After years using Wordpress to host an abandoned it was time to make a refresh on my page. Because the plan was to build just a simple about me page, I went with plain static pages.

At first, it looked like an good idea. With the basic layout done, I started building my resume with JSON Resume and a custom template, along with the localized version and the projects page. Soon I realized it was going to be a nightmare to keep everything up to date.

Jekyll and GitHub Pages

My alternative plan was to go with a static site generator, like Pelican, built on Python, or Jekyll, built on Ruby. After some research, Jekyll was the winner for the single fact that it powers GitHub Pages.

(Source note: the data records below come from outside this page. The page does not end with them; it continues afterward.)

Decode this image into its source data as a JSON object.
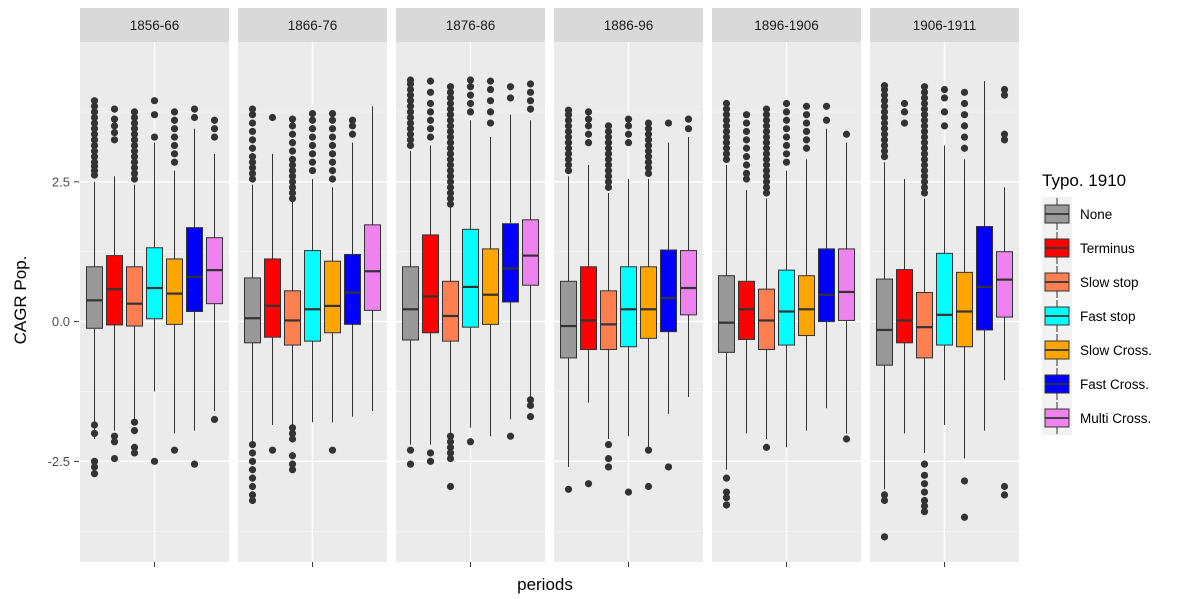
{
  "chart_data": {
    "type": "boxplot",
    "xlabel": "periods",
    "ylabel": "CAGR Pop.",
    "ylim": [
      -4.3,
      5.0
    ],
    "yticks": [
      -2.5,
      0.0,
      2.5
    ],
    "ytick_labels": [
      "-2.5",
      "0.0",
      "2.5"
    ],
    "grid": true,
    "facet_variable": "periods",
    "panels": [
      "1856-66",
      "1866-76",
      "1876-86",
      "1886-96",
      "1896-1906",
      "1906-1911"
    ],
    "legend": {
      "title": "Typo. 1910",
      "position": "right",
      "entries": [
        "None",
        "Terminus",
        "Slow stop",
        "Fast stop",
        "Slow Cross.",
        "Fast Cross.",
        "Multi Cross."
      ]
    },
    "series": [
      {
        "name": "None",
        "color": "#999999",
        "boxes": [
          {
            "whisker_low": -2.1,
            "q1": -0.12,
            "median": 0.38,
            "q3": 0.98,
            "whisker_high": 2.5,
            "outliers": [
              -1.85,
              -2.0,
              -2.5,
              -2.6,
              -2.72,
              2.62,
              2.7,
              2.78,
              2.85,
              2.95,
              3.05,
              3.15,
              3.25,
              3.35,
              3.45,
              3.55,
              3.65,
              3.75,
              3.85,
              3.95
            ]
          },
          {
            "whisker_low": -2.15,
            "q1": -0.38,
            "median": 0.06,
            "q3": 0.78,
            "whisker_high": 2.45,
            "outliers": [
              -2.2,
              -2.35,
              -2.5,
              -2.65,
              -2.8,
              -2.95,
              -3.1,
              -3.2,
              2.55,
              2.65,
              2.75,
              2.85,
              2.95,
              3.1,
              3.25,
              3.4,
              3.55,
              3.7,
              3.8
            ]
          },
          {
            "whisker_low": -2.2,
            "q1": -0.33,
            "median": 0.22,
            "q3": 0.98,
            "whisker_high": 3.05,
            "outliers": [
              -2.3,
              -2.55,
              3.15,
              3.25,
              3.35,
              3.45,
              3.55,
              3.65,
              3.75,
              3.85,
              3.95,
              4.05,
              4.15,
              4.25,
              4.32
            ]
          },
          {
            "whisker_low": -2.6,
            "q1": -0.65,
            "median": -0.08,
            "q3": 0.72,
            "whisker_high": 2.6,
            "outliers": [
              -3.0,
              2.7,
              2.8,
              2.9,
              3.0,
              3.1,
              3.2,
              3.3,
              3.4,
              3.5,
              3.6,
              3.7,
              3.78
            ]
          },
          {
            "whisker_low": -2.65,
            "q1": -0.55,
            "median": -0.02,
            "q3": 0.82,
            "whisker_high": 2.8,
            "outliers": [
              -2.8,
              -3.05,
              -3.15,
              -3.28,
              2.9,
              3.0,
              3.1,
              3.2,
              3.3,
              3.4,
              3.5,
              3.6,
              3.7,
              3.8,
              3.9
            ]
          },
          {
            "whisker_low": -3.0,
            "q1": -0.78,
            "median": -0.15,
            "q3": 0.76,
            "whisker_high": 2.85,
            "outliers": [
              -3.1,
              -3.2,
              -3.85,
              2.95,
              3.05,
              3.15,
              3.25,
              3.35,
              3.45,
              3.55,
              3.65,
              3.75,
              3.85,
              3.95,
              4.05,
              4.15,
              4.22
            ]
          }
        ]
      },
      {
        "name": "Terminus",
        "color": "#FF0000",
        "boxes": [
          {
            "whisker_low": -1.95,
            "q1": -0.06,
            "median": 0.58,
            "q3": 1.18,
            "whisker_high": 2.6,
            "outliers": [
              -2.05,
              -2.15,
              -2.45,
              3.25,
              3.38,
              3.5,
              3.62,
              3.8
            ]
          },
          {
            "whisker_low": -1.85,
            "q1": -0.28,
            "median": 0.28,
            "q3": 1.12,
            "whisker_high": 3.0,
            "outliers": [
              -2.3,
              3.65
            ]
          },
          {
            "whisker_low": -2.2,
            "q1": -0.2,
            "median": 0.45,
            "q3": 1.55,
            "whisker_high": 3.15,
            "outliers": [
              -2.35,
              -2.5,
              3.3,
              3.45,
              3.6,
              3.75,
              3.9,
              4.1,
              4.3
            ]
          },
          {
            "whisker_low": -1.45,
            "q1": -0.5,
            "median": 0.02,
            "q3": 0.98,
            "whisker_high": 2.8,
            "outliers": [
              -2.9,
              3.2,
              3.35,
              3.5,
              3.62,
              3.75
            ]
          },
          {
            "whisker_low": -2.0,
            "q1": -0.32,
            "median": 0.22,
            "q3": 0.72,
            "whisker_high": 2.35,
            "outliers": [
              2.55,
              2.65,
              2.8,
              2.95,
              3.1,
              3.25,
              3.4,
              3.55,
              3.7
            ]
          },
          {
            "whisker_low": -2.0,
            "q1": -0.38,
            "median": 0.02,
            "q3": 0.93,
            "whisker_high": 2.55,
            "outliers": [
              3.55,
              3.75,
              3.9
            ]
          }
        ]
      },
      {
        "name": "Slow stop",
        "color": "#FF7F50",
        "boxes": [
          {
            "whisker_low": -1.75,
            "q1": -0.08,
            "median": 0.32,
            "q3": 0.98,
            "whisker_high": 2.45,
            "outliers": [
              -1.8,
              -1.95,
              -2.25,
              -2.35,
              2.55,
              2.65,
              2.75,
              2.85,
              2.95,
              3.05,
              3.15,
              3.25,
              3.35,
              3.45,
              3.55,
              3.65,
              3.75
            ]
          },
          {
            "whisker_low": -1.85,
            "q1": -0.42,
            "median": 0.02,
            "q3": 0.55,
            "whisker_high": 2.15,
            "outliers": [
              -1.9,
              -2.0,
              -2.1,
              -2.4,
              -2.55,
              -2.65,
              2.2,
              2.3,
              2.4,
              2.5,
              2.6,
              2.7,
              2.8,
              2.9,
              3.05,
              3.2,
              3.35,
              3.5,
              3.62
            ]
          },
          {
            "whisker_low": -2.0,
            "q1": -0.35,
            "median": 0.1,
            "q3": 0.72,
            "whisker_high": 2.05,
            "outliers": [
              -2.05,
              -2.15,
              -2.25,
              -2.35,
              -2.45,
              -2.95,
              2.1,
              2.2,
              2.3,
              2.4,
              2.5,
              2.6,
              2.7,
              2.8,
              2.9,
              3.0,
              3.1,
              3.2,
              3.3,
              3.4,
              3.5,
              3.6,
              3.7,
              3.8,
              3.9,
              4.0,
              4.1,
              4.2
            ]
          },
          {
            "whisker_low": -2.1,
            "q1": -0.5,
            "median": -0.05,
            "q3": 0.55,
            "whisker_high": 2.3,
            "outliers": [
              -2.2,
              -2.45,
              -2.6,
              2.4,
              2.5,
              2.6,
              2.7,
              2.8,
              2.9,
              3.0,
              3.1,
              3.2,
              3.3,
              3.4,
              3.5
            ]
          },
          {
            "whisker_low": -2.1,
            "q1": -0.5,
            "median": 0.02,
            "q3": 0.58,
            "whisker_high": 2.2,
            "outliers": [
              -2.25,
              2.3,
              2.4,
              2.5,
              2.6,
              2.7,
              2.8,
              2.9,
              3.0,
              3.1,
              3.2,
              3.3,
              3.4,
              3.5,
              3.6,
              3.7,
              3.8
            ]
          },
          {
            "whisker_low": -2.35,
            "q1": -0.65,
            "median": -0.1,
            "q3": 0.52,
            "whisker_high": 2.2,
            "outliers": [
              -2.55,
              -2.75,
              -2.9,
              -3.05,
              -3.2,
              -3.3,
              -3.4,
              2.3,
              2.4,
              2.5,
              2.6,
              2.7,
              2.8,
              2.9,
              3.0,
              3.1,
              3.2,
              3.3,
              3.4,
              3.5,
              3.6,
              3.7,
              3.8,
              3.9,
              4.0,
              4.1,
              4.2
            ]
          }
        ]
      },
      {
        "name": "Fast stop",
        "color": "#00FFFF",
        "boxes": [
          {
            "whisker_low": -1.25,
            "q1": 0.05,
            "median": 0.6,
            "q3": 1.32,
            "whisker_high": 3.2,
            "outliers": [
              -2.5,
              3.3,
              3.7,
              3.95
            ]
          },
          {
            "whisker_low": -1.8,
            "q1": -0.35,
            "median": 0.22,
            "q3": 1.27,
            "whisker_high": 2.55,
            "outliers": [
              2.7,
              2.85,
              3.0,
              3.15,
              3.3,
              3.45,
              3.6,
              3.72
            ]
          },
          {
            "whisker_low": -1.9,
            "q1": -0.1,
            "median": 0.62,
            "q3": 1.65,
            "whisker_high": 3.6,
            "outliers": [
              -2.15,
              3.75,
              3.9,
              4.05,
              4.2,
              4.32
            ]
          },
          {
            "whisker_low": -2.05,
            "q1": -0.45,
            "median": 0.22,
            "q3": 0.98,
            "whisker_high": 2.55,
            "outliers": [
              -3.05,
              3.2,
              3.35,
              3.5,
              3.62
            ]
          },
          {
            "whisker_low": -2.25,
            "q1": -0.42,
            "median": 0.18,
            "q3": 0.92,
            "whisker_high": 2.7,
            "outliers": [
              2.85,
              3.0,
              3.15,
              3.3,
              3.45,
              3.6,
              3.75,
              3.9
            ]
          },
          {
            "whisker_low": -1.85,
            "q1": -0.42,
            "median": 0.12,
            "q3": 1.22,
            "whisker_high": 3.15,
            "outliers": [
              3.5,
              3.75,
              4.0,
              4.15
            ]
          }
        ]
      },
      {
        "name": "Slow Cross.",
        "color": "#FFA500",
        "boxes": [
          {
            "whisker_low": -2.0,
            "q1": -0.05,
            "median": 0.5,
            "q3": 1.12,
            "whisker_high": 2.7,
            "outliers": [
              -2.3,
              2.85,
              3.0,
              3.15,
              3.3,
              3.45,
              3.6,
              3.75
            ]
          },
          {
            "whisker_low": -1.8,
            "q1": -0.2,
            "median": 0.28,
            "q3": 1.08,
            "whisker_high": 2.4,
            "outliers": [
              -2.3,
              2.55,
              2.7,
              2.85,
              3.0,
              3.15,
              3.3,
              3.45,
              3.6,
              3.72
            ]
          },
          {
            "whisker_low": -2.05,
            "q1": -0.05,
            "median": 0.48,
            "q3": 1.3,
            "whisker_high": 3.3,
            "outliers": [
              3.55,
              3.75,
              3.95,
              4.15,
              4.3
            ]
          },
          {
            "whisker_low": -2.3,
            "q1": -0.3,
            "median": 0.22,
            "q3": 0.98,
            "whisker_high": 2.55,
            "outliers": [
              -2.3,
              -2.95,
              2.65,
              2.75,
              2.85,
              2.95,
              3.05,
              3.15,
              3.25,
              3.35,
              3.45,
              3.55
            ]
          },
          {
            "whisker_low": -1.95,
            "q1": -0.25,
            "median": 0.22,
            "q3": 0.82,
            "whisker_high": 2.9,
            "outliers": [
              3.1,
              3.25,
              3.4,
              3.55,
              3.7,
              3.85
            ]
          },
          {
            "whisker_low": -2.45,
            "q1": -0.45,
            "median": 0.18,
            "q3": 0.88,
            "whisker_high": 2.9,
            "outliers": [
              -2.85,
              -3.5,
              3.1,
              3.3,
              3.5,
              3.7,
              3.9,
              4.1
            ]
          }
        ]
      },
      {
        "name": "Fast Cross.",
        "color": "#0000FF",
        "boxes": [
          {
            "whisker_low": -1.95,
            "q1": 0.18,
            "median": 0.8,
            "q3": 1.68,
            "whisker_high": 3.45,
            "outliers": [
              -2.55,
              3.65,
              3.8
            ]
          },
          {
            "whisker_low": -1.7,
            "q1": -0.05,
            "median": 0.52,
            "q3": 1.2,
            "whisker_high": 3.2,
            "outliers": [
              3.35,
              3.5,
              3.6
            ]
          },
          {
            "whisker_low": -1.75,
            "q1": 0.35,
            "median": 0.95,
            "q3": 1.75,
            "whisker_high": 3.7,
            "outliers": [
              -2.05,
              4.0,
              4.2
            ]
          },
          {
            "whisker_low": -1.65,
            "q1": -0.18,
            "median": 0.42,
            "q3": 1.28,
            "whisker_high": 3.2,
            "outliers": [
              -2.6,
              3.55
            ]
          },
          {
            "whisker_low": -1.55,
            "q1": 0.0,
            "median": 0.48,
            "q3": 1.3,
            "whisker_high": 3.45,
            "outliers": [
              3.6,
              3.85
            ]
          },
          {
            "whisker_low": -1.95,
            "q1": -0.15,
            "median": 0.62,
            "q3": 1.7,
            "whisker_high": 4.3,
            "outliers": []
          }
        ]
      },
      {
        "name": "Multi Cross.",
        "color": "#EE82EE",
        "boxes": [
          {
            "whisker_low": -1.6,
            "q1": 0.32,
            "median": 0.92,
            "q3": 1.5,
            "whisker_high": 3.0,
            "outliers": [
              -1.75,
              3.3,
              3.45,
              3.6
            ]
          },
          {
            "whisker_low": -1.6,
            "q1": 0.2,
            "median": 0.9,
            "q3": 1.73,
            "whisker_high": 3.85,
            "outliers": []
          },
          {
            "whisker_low": -1.35,
            "q1": 0.65,
            "median": 1.18,
            "q3": 1.82,
            "whisker_high": 3.6,
            "outliers": [
              -1.4,
              -1.5,
              -1.7,
              3.8,
              3.95,
              4.1,
              4.25
            ]
          },
          {
            "whisker_low": -1.35,
            "q1": 0.12,
            "median": 0.6,
            "q3": 1.27,
            "whisker_high": 3.3,
            "outliers": [
              3.45,
              3.62
            ]
          },
          {
            "whisker_low": -2.0,
            "q1": 0.02,
            "median": 0.53,
            "q3": 1.3,
            "whisker_high": 3.2,
            "outliers": [
              -2.1,
              3.35
            ]
          },
          {
            "whisker_low": -1.05,
            "q1": 0.08,
            "median": 0.75,
            "q3": 1.25,
            "whisker_high": 2.4,
            "outliers": [
              -2.95,
              -3.1,
              3.25,
              3.35,
              4.05,
              4.15
            ]
          }
        ]
      }
    ]
  }
}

Jekyll has lot of features, including Markdown (including GFM using the kramdown engine), Liquid templating language and Sass. As a bonus for hosting on GitHub Pages you get a nice hosting for free and lots of easy ways to edit the content.

Starting out the project was easy, following Jekyll documentation and studying the structure of projects like Jekyll Now and Poole. Jekyll is a bit tricky to install on Windows, but there is a nice tutorial for that.

As a goal for this project I wanted to be able to generate my resume from the same JSON file I used on JSON Resume. Jekyll is able to read JSON data files, so I just needed to rewrite my resume template to use Liquid (with some help from their syntax guide).

Final result

In a week, working on my free time, I feel the result is good enough (if you disagree, please leave your suggestion). I expect to post here more frequently, logging my progress on game development and other random topics.

If you are curious about the source code, explore the repository on GitHub. You are free to copy it (under MIT license), just be original with the appearance.